Several school districts and a major university have canceled classes. And officials in cities such as San Jose are urging people reliant on medical devices to get them charged at certain community centers that will remain powered.
Preparing to be without power for as long as 7 days
San Jose Mayor Sam Liccardo urged residents on Monday to prepare to be without power for as long as seven days.
In San Jose, officials are warning of consequences both inconvenient and potentially life-threatening.
Southern and eastern parts of San Jose are expected to see their power cut. Although PG&E says only 38,000 San Jose accounts will be affected, that could translate to as many as 200,000 of the city’s 1 million residents, Harkness said.
Because some traffic lights will be out, people should consider driving as little as possible, Harkness said during a Wednesday news conference.
Police, fire, water, sewer and garbage-pickup services will continue, Harkness said.

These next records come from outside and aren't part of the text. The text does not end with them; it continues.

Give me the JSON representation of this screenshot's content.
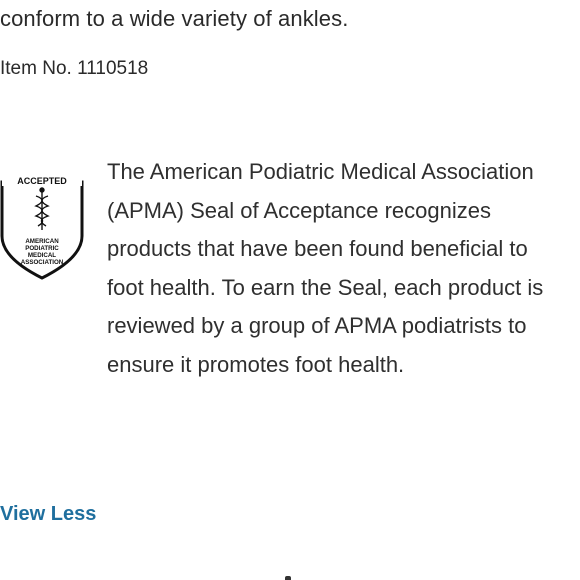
{
  "product": {
    "description_tail": "conform to a wide variety of ankles.",
    "item_number": "Item No. 1110518"
  },
  "apma": {
    "seal_text": {
      "accepted": "ACCEPTED",
      "line1": "AMERICAN",
      "line2": "PODIATRIC",
      "line3": "MEDICAL",
      "line4": "ASSOCIATION"
    },
    "statement": " The American Podiatric Medical Association (APMA) Seal of Acceptance recognizes products that have been found beneficial to foot health. To earn the Seal, each product is reviewed by a group of APMA podiatrists to ensure it promotes foot health."
  },
  "actions": {
    "view_less_label": "View Less"
  },
  "colors": {
    "link": "#1f6f9e",
    "text": "#2f2f2f"
  }
}
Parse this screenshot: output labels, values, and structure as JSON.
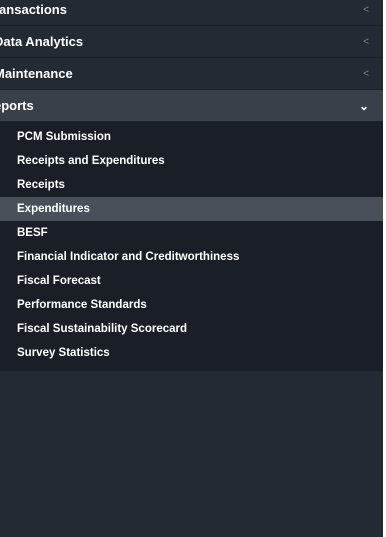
{
  "menu": {
    "items": [
      {
        "label": "ransactions",
        "chevron": "<"
      },
      {
        "label": "Data Analytics",
        "chevron": "<"
      },
      {
        "label": "Maintenance",
        "chevron": "<"
      },
      {
        "label": "eports",
        "chevron": "⌄"
      }
    ]
  },
  "reports_submenu": [
    {
      "label": "PCM Submission"
    },
    {
      "label": "Receipts and Expenditures"
    },
    {
      "label": "Receipts"
    },
    {
      "label": "Expenditures"
    },
    {
      "label": "BESF"
    },
    {
      "label": "Financial Indicator and Creditworthiness"
    },
    {
      "label": "Fiscal Forecast"
    },
    {
      "label": "Performance Standards"
    },
    {
      "label": "Fiscal Sustainability Scorecard"
    },
    {
      "label": "Survey Statistics"
    }
  ],
  "active_submenu_item": "Expenditures",
  "colors": {
    "sidebar_bg": "#232a33",
    "open_header_bg": "#3a4049",
    "submenu_bg": "#1a1f27",
    "active_item_bg": "#4a5059",
    "text": "#ffffff",
    "chevron_muted": "#7a8390"
  },
  "icons": {
    "collapsed": "chevron-left-icon",
    "expanded": "chevron-down-icon"
  }
}
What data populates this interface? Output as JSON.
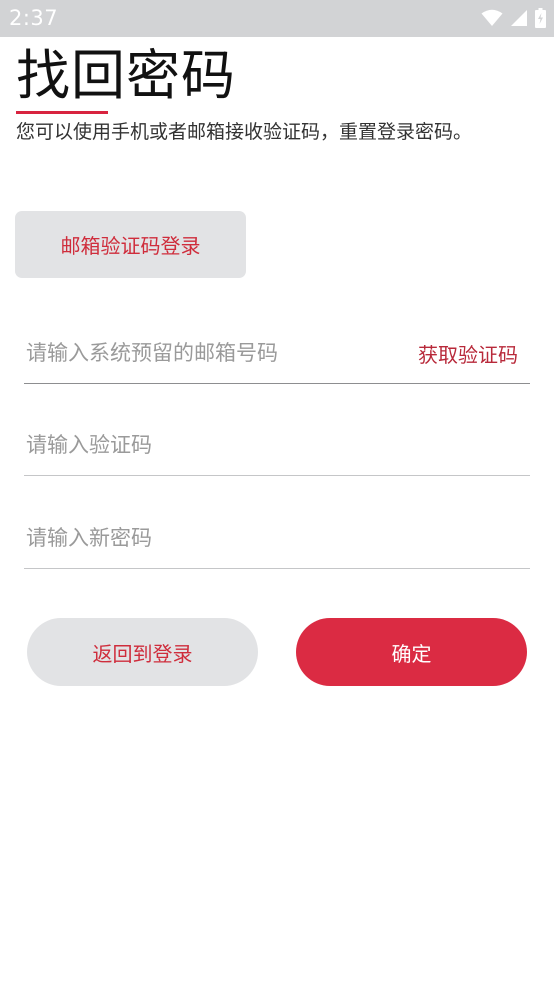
{
  "status_bar": {
    "time": "2:37",
    "icons": [
      "wifi-icon",
      "signal-icon",
      "battery-icon"
    ]
  },
  "page": {
    "title": "找回密码",
    "subtitle": "您可以使用手机或者邮箱接收验证码，重置登录密码。"
  },
  "buttons": {
    "email_code_login": "邮箱验证码登录",
    "get_code": "获取验证码",
    "back_to_login": "返回到登录",
    "confirm": "确定"
  },
  "fields": {
    "email_placeholder": "请输入系统预留的邮箱号码",
    "code_placeholder": "请输入验证码",
    "password_placeholder": "请输入新密码"
  },
  "colors": {
    "accent": "#db2b43",
    "accent_text": "#cf2d3c",
    "button_gray": "#e2e3e5",
    "status_bar": "#d2d3d5"
  }
}
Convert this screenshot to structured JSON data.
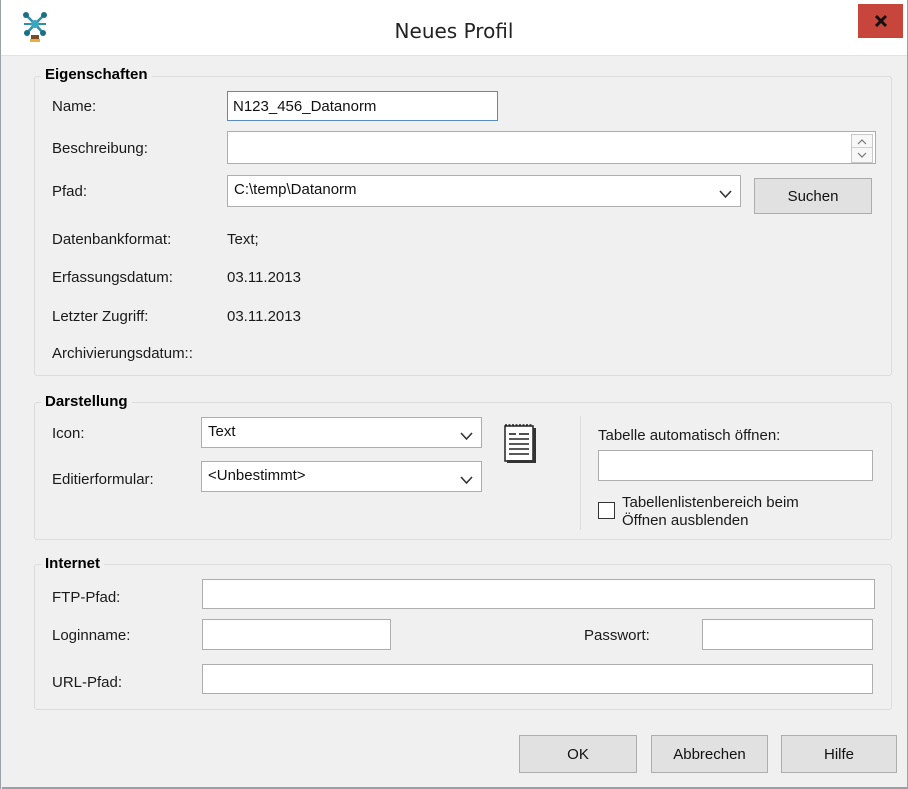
{
  "window": {
    "title": "Neues Profil",
    "app_icon": "star-network-icon",
    "close_icon": "close-icon",
    "close_label": "X"
  },
  "eigenschaften": {
    "group_title": "Eigenschaften",
    "name_label": "Name:",
    "name_value": "N123_456_Datanorm",
    "beschreibung_label": "Beschreibung:",
    "beschreibung_value": "",
    "pfad_label": "Pfad:",
    "pfad_value": "C:\\temp\\Datanorm",
    "suchen_label": "Suchen",
    "datenbankformat_label": "Datenbankformat:",
    "datenbankformat_value": "Text;",
    "erfassungsdatum_label": "Erfassungsdatum:",
    "erfassungsdatum_value": "03.11.2013",
    "letzter_zugriff_label": "Letzter Zugriff:",
    "letzter_zugriff_value": "03.11.2013",
    "archivierungsdatum_label": "Archivierungsdatum::"
  },
  "darstellung": {
    "group_title": "Darstellung",
    "icon_label": "Icon:",
    "icon_value": "Text",
    "editierformular_label": "Editierformular:",
    "editierformular_value": "<Unbestimmt>",
    "preview_icon": "text-document-icon",
    "tabelle_label": "Tabelle automatisch öffnen:",
    "tabelle_value": "",
    "checkbox_label_line1": "Tabellenlistenbereich beim",
    "checkbox_label_line2": "Öffnen ausblenden",
    "checkbox_checked": false
  },
  "internet": {
    "group_title": "Internet",
    "ftp_label": "FTP-Pfad:",
    "ftp_value": "",
    "login_label": "Loginname:",
    "login_value": "",
    "passwort_label": "Passwort:",
    "passwort_value": "",
    "url_label": "URL-Pfad:",
    "url_value": ""
  },
  "buttons": {
    "ok": "OK",
    "abbrechen": "Abbrechen",
    "hilfe": "Hilfe"
  },
  "colors": {
    "close_button": "#c8453c",
    "focus_border": "#5a8ac4",
    "dialog_bg": "#f0f0f0"
  }
}
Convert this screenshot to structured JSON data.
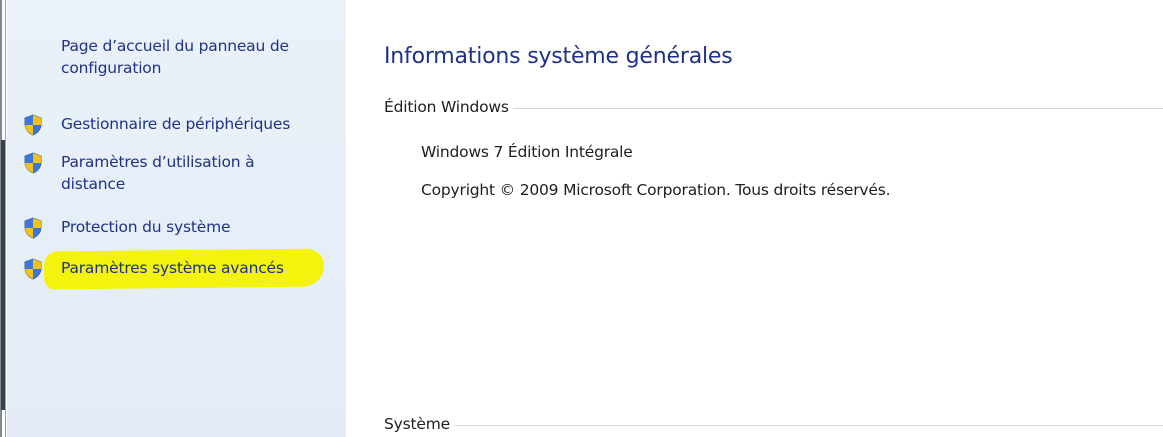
{
  "sidebar": {
    "home_link": "Page d’accueil du panneau de configuration",
    "items": [
      {
        "label": "Gestionnaire de périphériques",
        "icon": "uac-shield-icon"
      },
      {
        "label": "Paramètres d’utilisation à distance",
        "icon": "uac-shield-icon"
      },
      {
        "label": "Protection du système",
        "icon": "uac-shield-icon"
      },
      {
        "label": "Paramètres système avancés",
        "icon": "uac-shield-icon",
        "highlighted": true
      }
    ]
  },
  "main": {
    "title": "Informations système générales",
    "windows_edition": {
      "header": "Édition Windows",
      "edition": "Windows 7 Édition Intégrale",
      "copyright": "Copyright © 2009 Microsoft Corporation. Tous droits réservés."
    },
    "system": {
      "header": "Système"
    }
  },
  "colors": {
    "link": "#1e3287",
    "sidebar_bg": "#e3ecf6",
    "highlight": "#f3f200",
    "text": "#1e1e1e"
  }
}
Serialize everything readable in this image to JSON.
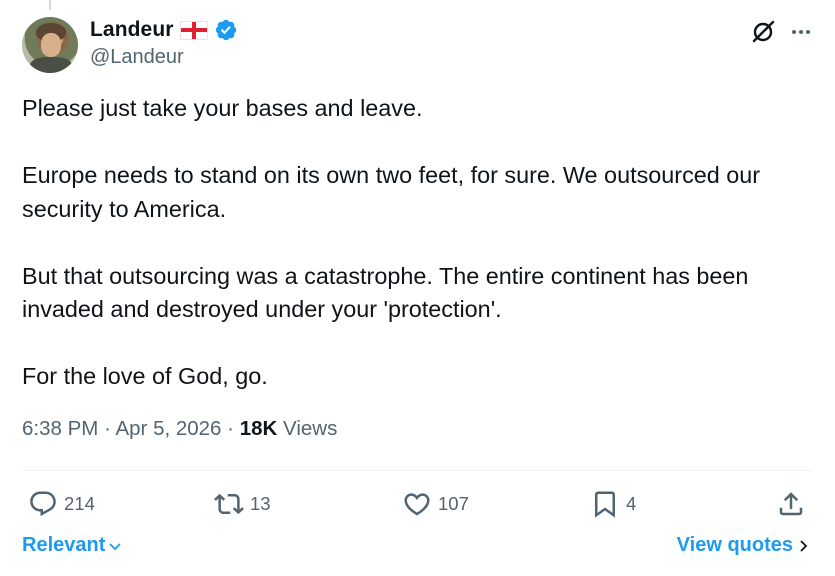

But he urged people to check on vulnerable people, like the sick, elderly and those who rely on medical devices.
“Prepare yourself, prepare your family, and help your neighbors,” he said.
Second phase delayed but many more may lose power
A second shutoff phase that was expected to start around noon PT Wednesday has been delayed. That will cut power to about 250,000 customers in Alameda and Santa Clara counties and elsewhere, PG&E said.
A third stage has been significantly reduced, PG&E said Wednesday, and may affect about 4,600 in Kern County. Yesterday, the utility said it could impact 46,000 customers.
Both PG&E and city governments were setting up centers that will remain powered, where people can go during daylight to access air conditioning and charging stations.
Some schools close as officials scramble to keep traffic tunnels open
The California Department of Transportation has been working with the utility company to secure backup power generators to keep some traffic tunnels open, including the Caldecott Tunnel in Contra Costa and Alameda counties and the Tom Lantos Tunnel in Pacifica, spokesman Bart Ney told CNN.
The Bay Area Rapid Transit (BART) system isn’t expected to shut down, its officials said in a tweet. BART has portable generators at certain stations and will have personnel monitoring the generators, a Twitter thread said.
Some stations may face escalator outages, BART said.
State agencies are working with local governments “to address all emergency management, evacuation and mutual aid needs,” the Governor’s Office of Emergency Services said.
‘Recipe for explosive fire growth’
The National Weather Service has warned of strong winds and low humidity running over dry vegetation, which the service said act as “fuels.”
“This is a recipe for explosive fire growth, if a fire starts,” the weather service said. “Have your go pack ready.”
The service starting early Wednesday morning issued red-flag warnings for some areas. The warnings mean “warm temperatures, very low humidities, and stronger winds are expected to combine to produce an increased risk of fire danger,” the service said.
High temperatures Wednesday are expected to vary widely in the region, from the high 60s in some parts of the Bay Area to the lower 80s elsewhere.